Климов внимательно рассмотрел последнее полотно. Что-то в фигуре наркома его явно смутило.
— Федор Ильич, — обратился он к начальнику, — вам не кажется, что у наркома голова как-то боком, что ли?
Свиридов посмотрел на наркома. Что-то в его фигуре было действительно странное.
— Не знаю, Никита, может, Климент Ефремович просто неудачно повернулся. Художнику виднее, — отмахнулся он. — Значит, здесь немцы встречу Близнецу назначили? Гм, ты обрати внимание, Никита Кузьмич, они встречи-то назначают то в музее, то на выставке. Культурные… Ну и хитрые, знают, какой народ сюда ходит, считают, что место безопасное.
— В общем, грамотные спецы против нас работают, — многозначительно подытожил Климов.
— Вот именно. Ты читал справки по работникам военного атташата немцев? Сплошные аристократы, «фоны» с образованием, некоторые русским владеют. А среди наших попробуй найди знающего немецкий, — посетовал Свиридов.
— А еще эта чехарда кадровая… еще чуть-чуть, и у нас самым опытным контрразведчиком станет Ваня Беспалый, — в тон ему продолжил лейтенант.
— Ладно, поплакались — и хорош. Ты вот тут Ваню помянул, и я сразу вспомнил, что хотел спросить. Как Глебов в Москве-то оказался? — Свиридов, прищурившись, посмотрел на Климова.
— Ну как… сказал, что нас же не было, поэтому он позвонил Селиванову, тот и прислал машину, — неуверенно ответил Никита Кузьмич.
— Странно, — протянул майор. — Он знал только мой телефон и там, в городе. Но тамошние ребята ответили, что он не звонил.
Климов пожал плечами:
— Ну, я так понял, что он спросил вас или меня через дежурного. А коли нас не было, вот он и вышел на Селиванова.
— Возможно, возможно, — задумчиво произнес Свиридов. — Ты все равно еще раз уточни, на всякий пожарный… Так сколько, ты говоришь, Селиванов времени на розыск наших беглецов дал?

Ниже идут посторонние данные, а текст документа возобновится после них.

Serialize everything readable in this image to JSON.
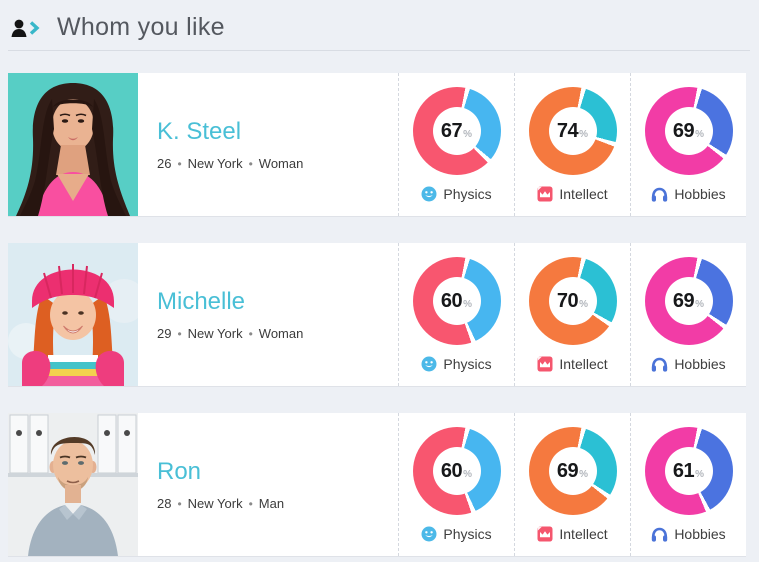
{
  "header": {
    "title": "Whom you like",
    "icon": "person-chevron-icon"
  },
  "meta_separator": "•",
  "percent_sign": "%",
  "metrics": [
    {
      "key": "physics",
      "label": "Physics",
      "icon": "smiley-face-icon",
      "color_main": "#f8566f",
      "color_rest": "#47b6f0"
    },
    {
      "key": "intellect",
      "label": "Intellect",
      "icon": "education-box-icon",
      "color_main": "#f5793f",
      "color_rest": "#2bc0d4"
    },
    {
      "key": "hobbies",
      "label": "Hobbies",
      "icon": "headphones-icon",
      "color_main": "#f23ca6",
      "color_rest": "#4b73e0"
    }
  ],
  "profiles": [
    {
      "name": "K. Steel",
      "age": "26",
      "city": "New York",
      "gender": "Woman",
      "photo": "brunette-woman-teal",
      "scores": {
        "physics": 67,
        "intellect": 74,
        "hobbies": 69
      }
    },
    {
      "name": "Michelle",
      "age": "29",
      "city": "New York",
      "gender": "Woman",
      "photo": "redhead-woman-beanie",
      "scores": {
        "physics": 60,
        "intellect": 70,
        "hobbies": 69
      }
    },
    {
      "name": "Ron",
      "age": "28",
      "city": "New York",
      "gender": "Man",
      "photo": "brown-hair-man",
      "scores": {
        "physics": 60,
        "intellect": 69,
        "hobbies": 61
      }
    }
  ],
  "chart_data": {
    "type": "pie",
    "note": "donut charts, one per profile per metric",
    "categories": [
      "Physics",
      "Intellect",
      "Hobbies"
    ],
    "series": [
      {
        "name": "K. Steel",
        "values": [
          67,
          74,
          69
        ]
      },
      {
        "name": "Michelle",
        "values": [
          60,
          70,
          69
        ]
      },
      {
        "name": "Ron",
        "values": [
          60,
          69,
          61
        ]
      }
    ]
  }
}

— Он сказал: три-четыре дня, — напоминание о беглецах сразу испортило им настроение. Оба замолчали.
— Смотрите, Федор Ильич, интересная картина. — Никита Кузьмич пригляделся к табличке. — Называется «Поимка диверсанта». Вот бы тут, под этой картиной, арестовать ихнего связного, сфотографировать да отослать его хозяевам.
— Складно ты сказки сказываешь, как в кино. Смотрел «Граница на замке»? И как это у них в кино так здорово получается шпионов ловить? А у нас вроде информации куча, а проблем еще больше… — Свиридов досадливо махнул рукой и направился к выходу.
Выйдя на улицу, они некоторое время шли молча. Наконец Свиридов остановился:
— Сдается мне, Никита Кузьмич, Селиванов ждет замнаркома из командировки. А уж тогда… Значит, вот что. Через два часа встречаемся у меня и отрабатываем встречу Глебова от «а» до «я». Ошибки исключаются, ты понял?
— Так точно, товарищ майор. Кого еще приглашаем?